The federal government funds hydrogen and fuel cell research through a Department of Energy (DOE) program called the Fuel Cell Technologies Program. That program, wrongly, Schumer believes, has been targeted for significant cuts by this administration. The fiscal year (FY) 2009 DOE budget funded the program at $168 million, but the current administration proposed cutting the budget by about $100 million (60%) for FY 2010. Schumer and his colleagues were able to restore the FY2010 funding and the program ended up being funded at $174 million. This year the administration is again proposing to cut the program by $37 million (20%) in the FY2011 budget.
Today Schumer announced that he would be asking the Senate Appropriations Subcommittee on Energy and Water Development to not abide by the administrations recommendations and to not cut the program. The Subcommittee is the ultimate arbiter of the Department of Energy’s budget.
Rochester is home to a number of cutting edge hydrogen fuel cell research, development and production institutions, and has become the nationwide leader in the technology:
· RIT has the Center for Sustained Mobility which has research programs in hydrogen fuel technology, fuel cell development, alternative fuels and hybrid vehicle systems – the propulsion system for the car Schumer rode in today was designed and built entirely in Rochester.
· The University of Rochester is engaged in research to improve the quality in fuel cells, and was responsible for last year’s breakthrough development of long platinum nanowires that will assist in fuel cells’ commercialization.

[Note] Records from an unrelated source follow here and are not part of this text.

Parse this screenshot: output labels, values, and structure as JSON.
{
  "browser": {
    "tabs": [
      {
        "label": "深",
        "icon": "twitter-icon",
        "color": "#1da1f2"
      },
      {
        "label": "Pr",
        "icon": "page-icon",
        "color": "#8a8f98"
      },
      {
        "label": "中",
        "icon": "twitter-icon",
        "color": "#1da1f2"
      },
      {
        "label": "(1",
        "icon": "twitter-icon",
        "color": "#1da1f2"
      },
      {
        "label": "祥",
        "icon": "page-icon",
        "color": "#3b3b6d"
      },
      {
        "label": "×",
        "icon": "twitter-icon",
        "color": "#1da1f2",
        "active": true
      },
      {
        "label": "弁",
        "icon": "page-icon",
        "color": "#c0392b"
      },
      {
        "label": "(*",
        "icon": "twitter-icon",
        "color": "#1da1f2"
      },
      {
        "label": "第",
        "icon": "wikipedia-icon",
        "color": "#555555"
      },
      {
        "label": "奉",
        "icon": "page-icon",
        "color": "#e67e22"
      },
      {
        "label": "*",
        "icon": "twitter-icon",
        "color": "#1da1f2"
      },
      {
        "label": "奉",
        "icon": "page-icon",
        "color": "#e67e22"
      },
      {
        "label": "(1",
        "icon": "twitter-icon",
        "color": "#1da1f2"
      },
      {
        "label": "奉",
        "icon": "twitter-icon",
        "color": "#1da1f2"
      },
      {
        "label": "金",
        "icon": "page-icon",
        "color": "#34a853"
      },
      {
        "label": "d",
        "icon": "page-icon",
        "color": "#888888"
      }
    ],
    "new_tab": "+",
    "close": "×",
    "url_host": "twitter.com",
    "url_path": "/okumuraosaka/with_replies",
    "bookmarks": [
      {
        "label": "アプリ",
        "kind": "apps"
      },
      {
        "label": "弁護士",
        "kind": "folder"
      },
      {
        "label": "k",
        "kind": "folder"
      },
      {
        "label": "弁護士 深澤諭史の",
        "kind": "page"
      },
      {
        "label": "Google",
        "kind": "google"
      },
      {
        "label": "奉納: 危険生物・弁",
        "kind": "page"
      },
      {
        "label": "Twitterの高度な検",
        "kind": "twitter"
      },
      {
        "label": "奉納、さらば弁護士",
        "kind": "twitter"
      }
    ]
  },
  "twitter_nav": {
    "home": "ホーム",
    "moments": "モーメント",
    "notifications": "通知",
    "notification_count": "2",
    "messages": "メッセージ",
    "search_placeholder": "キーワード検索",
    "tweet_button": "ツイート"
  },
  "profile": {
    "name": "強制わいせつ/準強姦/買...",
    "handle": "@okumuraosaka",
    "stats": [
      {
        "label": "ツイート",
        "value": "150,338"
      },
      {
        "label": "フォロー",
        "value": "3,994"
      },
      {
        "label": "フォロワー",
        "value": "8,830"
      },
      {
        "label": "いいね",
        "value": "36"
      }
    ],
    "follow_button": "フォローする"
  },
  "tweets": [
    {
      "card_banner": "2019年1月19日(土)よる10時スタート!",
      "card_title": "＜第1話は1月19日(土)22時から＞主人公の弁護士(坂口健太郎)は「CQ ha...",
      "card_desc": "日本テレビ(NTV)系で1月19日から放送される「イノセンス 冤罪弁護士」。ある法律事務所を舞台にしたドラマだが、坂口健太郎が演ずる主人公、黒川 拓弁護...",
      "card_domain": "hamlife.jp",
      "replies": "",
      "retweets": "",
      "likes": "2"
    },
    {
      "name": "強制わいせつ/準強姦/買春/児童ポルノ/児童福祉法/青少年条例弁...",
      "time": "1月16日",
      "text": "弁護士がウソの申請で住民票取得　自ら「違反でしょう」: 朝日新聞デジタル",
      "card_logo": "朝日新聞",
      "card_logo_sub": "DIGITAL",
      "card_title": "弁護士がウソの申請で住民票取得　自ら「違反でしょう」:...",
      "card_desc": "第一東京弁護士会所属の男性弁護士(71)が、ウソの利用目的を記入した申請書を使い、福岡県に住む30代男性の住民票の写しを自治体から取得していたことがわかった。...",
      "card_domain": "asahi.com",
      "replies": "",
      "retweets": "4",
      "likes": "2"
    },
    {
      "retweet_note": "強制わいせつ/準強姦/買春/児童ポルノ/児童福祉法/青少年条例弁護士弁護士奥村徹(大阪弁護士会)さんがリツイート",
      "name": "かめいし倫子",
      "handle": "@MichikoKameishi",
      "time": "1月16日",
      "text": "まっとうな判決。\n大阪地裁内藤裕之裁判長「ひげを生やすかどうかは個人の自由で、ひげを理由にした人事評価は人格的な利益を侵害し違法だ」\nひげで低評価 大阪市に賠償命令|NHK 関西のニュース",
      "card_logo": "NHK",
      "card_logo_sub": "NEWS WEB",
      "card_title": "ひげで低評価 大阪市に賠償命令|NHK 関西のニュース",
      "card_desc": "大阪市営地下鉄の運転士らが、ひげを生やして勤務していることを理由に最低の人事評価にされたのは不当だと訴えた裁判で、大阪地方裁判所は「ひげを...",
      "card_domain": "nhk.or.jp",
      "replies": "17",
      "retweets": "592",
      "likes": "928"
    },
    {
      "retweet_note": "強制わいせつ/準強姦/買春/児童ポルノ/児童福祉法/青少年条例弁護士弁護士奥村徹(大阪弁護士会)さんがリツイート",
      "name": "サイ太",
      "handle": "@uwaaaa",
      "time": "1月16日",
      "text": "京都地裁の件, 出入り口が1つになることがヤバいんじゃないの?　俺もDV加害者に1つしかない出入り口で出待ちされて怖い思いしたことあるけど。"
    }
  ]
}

· Honeoye Falls is where General Motors, in a partnership with RIT, is researching and developing all of the company’s hydrogen fuel cell technology.
· Delphi’s Rochester plant, working with its neighboring partners, is also working on fuel cell development, including for military purposes.
Recognizing what it could mean for the Rochester region, Schumer has long been an advocate for fuel cells. He was integral in securing full funding for fuel cell research last year when the federal program was targeted for huge cuts, and has introduced legislation to allow fuel cells built for off-highway use (such as in forklifts) to be eligible for federal tax credits, which will increase the demand for fuel cell products. Most recently, Schumer has been working with the Navy, pushing them to choose General Motors’ Honeoye Falls plant to design and build high-tech fuel cell technologies that will ultimately be deployed in a new fleet of underwater vehicles.
Schumer said that the fuel cell industry is just beginning to achieve its promise and could ultimately create thousands of jobs locally and hundreds of thousands across the country. A growing fuel cell industry also means growth in manufacturing across the supply chain, sales, service and related fields. According to the U.S. Fuel Cell Council, Department of Energy and private sector studies project that up to 700,000 new jobs are possible in the fuel cell industry in the next 10 to 20 years. And a strong public-private partnership is key to ensure the benefits of fuel cell commercialization are realized in the US.